It is now well established that the United States has a compelling government interest in protecting the confidentiality and integrity of ongoing fraud investigations. For that reason, Congress included the seal provision in the FCA.
In a very recent decision by the U.S. Court of Appeals (2nd Circuit), Grupp, Moll v. DHL, Case No. 12-3829 (2nd Cir. 2014) (Winter, Cabranes, Livingston), the Court emphasized the policy reasons for the sealing requirement in a False Claims Act (“FCA”) case: “to allow the government time to investigate the alleged false claim and to prevent qui tam plaintiffs from alerting a putative defendant to possible investigations.” The Court agreed with the U.S. government’s position that the FCA sealing provision is fundamental and rejected any time limit, including an 180-day limit, to the provision, because such limitation would “undermine both the FCA’s seal provisions and statute of limitation.”

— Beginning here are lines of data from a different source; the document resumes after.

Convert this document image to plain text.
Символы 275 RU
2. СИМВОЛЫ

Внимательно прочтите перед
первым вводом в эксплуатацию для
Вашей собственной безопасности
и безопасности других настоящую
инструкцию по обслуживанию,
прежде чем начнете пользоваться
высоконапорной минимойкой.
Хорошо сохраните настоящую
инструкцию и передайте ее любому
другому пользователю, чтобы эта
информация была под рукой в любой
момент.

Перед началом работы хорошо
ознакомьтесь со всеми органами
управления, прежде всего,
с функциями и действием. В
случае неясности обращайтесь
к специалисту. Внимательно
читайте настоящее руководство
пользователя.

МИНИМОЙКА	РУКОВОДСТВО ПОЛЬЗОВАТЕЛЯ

The decision reaffirmed the government’s compelling interest in protecting the confidentiality and integrity of ongoing fraud investigations noted in prior decisions. ACLU v. Holder, 673 F.3d 245, 253 (4th Cir. 2011); U.S ex rel. Pilon, 60 F.3d 995, 998-999 (2d Cir. 1995) (secrecy allows the government to conduct the investigation without “tipping off” the defendant).